— О, господи, — вздохнул Пицца-Фейс, вытащил из кармана мобильник, воспроизводящий страстное конское ржание, и призвал Никиту к молчанию, выставив вперед мизинчик. — Ну?! — грозным тенором сказал он в трубку и понес, и понес нечто Никите малопонятное: — Ты мне, Паваротти, не пой колыбельную, в болвана не играй мне. Агальцы в хабар запустишь, покромсаю. По бакланке пойдешь позориться с зелеными придурками, я могу, ты знаешь. Вот и не базарь, как необкатанный. И тараканить мне не вздумай, как раз на вилы сядешь. Через две недели, я сказал. Или ищи другого купчару — безмозглого и доброго.
— О, господи, — с мукой в голосе произнес Пицца-Фейс, захлопнув крышку мобильника и обращаясь к Никите, — ну непонятливый ты, Кит, какой! Я разбираюсь с твоим сатрапом Караденисом, а ты работаешь на меня.
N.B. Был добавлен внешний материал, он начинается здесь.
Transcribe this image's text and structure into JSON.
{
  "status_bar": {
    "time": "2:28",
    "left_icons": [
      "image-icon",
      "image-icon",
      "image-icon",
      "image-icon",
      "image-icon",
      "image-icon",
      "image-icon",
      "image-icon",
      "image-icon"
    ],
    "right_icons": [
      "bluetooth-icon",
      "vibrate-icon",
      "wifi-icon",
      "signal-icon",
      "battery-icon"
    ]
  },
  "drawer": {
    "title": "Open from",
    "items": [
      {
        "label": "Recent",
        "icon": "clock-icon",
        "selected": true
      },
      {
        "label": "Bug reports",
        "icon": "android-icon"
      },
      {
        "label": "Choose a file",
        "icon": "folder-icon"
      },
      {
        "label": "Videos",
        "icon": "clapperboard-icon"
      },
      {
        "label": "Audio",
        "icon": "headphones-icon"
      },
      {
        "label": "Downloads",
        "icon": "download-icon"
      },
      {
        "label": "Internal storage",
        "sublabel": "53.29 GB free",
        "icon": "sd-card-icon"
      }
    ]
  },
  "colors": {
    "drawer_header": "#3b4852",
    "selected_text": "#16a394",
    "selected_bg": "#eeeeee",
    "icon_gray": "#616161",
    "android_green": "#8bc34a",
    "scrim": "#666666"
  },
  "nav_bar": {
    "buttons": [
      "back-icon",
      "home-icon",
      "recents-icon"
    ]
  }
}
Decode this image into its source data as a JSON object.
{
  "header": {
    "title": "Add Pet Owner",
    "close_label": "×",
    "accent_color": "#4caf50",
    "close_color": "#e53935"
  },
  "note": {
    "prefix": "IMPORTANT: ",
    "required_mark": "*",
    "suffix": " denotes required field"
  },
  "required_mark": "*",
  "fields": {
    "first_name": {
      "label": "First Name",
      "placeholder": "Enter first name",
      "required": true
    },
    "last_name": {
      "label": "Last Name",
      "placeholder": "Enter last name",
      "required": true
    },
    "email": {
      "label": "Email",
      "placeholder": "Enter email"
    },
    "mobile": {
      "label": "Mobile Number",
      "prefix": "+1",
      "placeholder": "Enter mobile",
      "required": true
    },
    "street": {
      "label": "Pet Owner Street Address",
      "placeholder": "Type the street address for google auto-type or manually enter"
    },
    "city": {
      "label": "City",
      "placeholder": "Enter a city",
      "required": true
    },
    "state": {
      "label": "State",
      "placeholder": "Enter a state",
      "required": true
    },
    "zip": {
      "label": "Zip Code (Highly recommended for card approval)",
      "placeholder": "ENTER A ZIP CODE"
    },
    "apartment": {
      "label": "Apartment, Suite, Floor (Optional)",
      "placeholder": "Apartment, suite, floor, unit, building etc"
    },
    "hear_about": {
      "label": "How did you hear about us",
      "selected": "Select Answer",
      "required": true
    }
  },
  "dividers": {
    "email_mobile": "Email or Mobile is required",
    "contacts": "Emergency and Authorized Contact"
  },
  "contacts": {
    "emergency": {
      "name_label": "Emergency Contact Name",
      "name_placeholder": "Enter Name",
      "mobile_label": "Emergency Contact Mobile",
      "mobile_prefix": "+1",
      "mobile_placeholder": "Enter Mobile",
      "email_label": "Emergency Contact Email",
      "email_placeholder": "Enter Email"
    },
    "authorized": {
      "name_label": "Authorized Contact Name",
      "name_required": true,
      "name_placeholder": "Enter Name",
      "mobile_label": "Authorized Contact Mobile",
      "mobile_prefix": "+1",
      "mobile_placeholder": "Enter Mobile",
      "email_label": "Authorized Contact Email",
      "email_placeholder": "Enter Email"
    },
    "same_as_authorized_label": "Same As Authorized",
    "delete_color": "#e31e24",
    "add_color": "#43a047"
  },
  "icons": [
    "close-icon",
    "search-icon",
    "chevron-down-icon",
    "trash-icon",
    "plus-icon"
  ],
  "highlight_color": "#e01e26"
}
И не бесплатно работаешь, подчеркиваю, а за добрую зелень. Хоп?
— Хоп, — согласился Никита. А что еще оставалось делать?
— Тогда давай к шести подгребай к «Лимузину». Знаешь где? Вот и славно. Там и поговорим о делах наших суетных, о формах бытия и о девиантности сознания в пределах этих форм. Засим позволь откланяться.
Пицца допил коньячок, с мерзким скрежетом проехался в полукреслице от столика назад, поднялся, неосознанным, должно быть, жестом поправил штаны на животике, дурашливо расшаркался, сделал ручкой и уплыл, оставив озадаченного Никиту в одиночестве.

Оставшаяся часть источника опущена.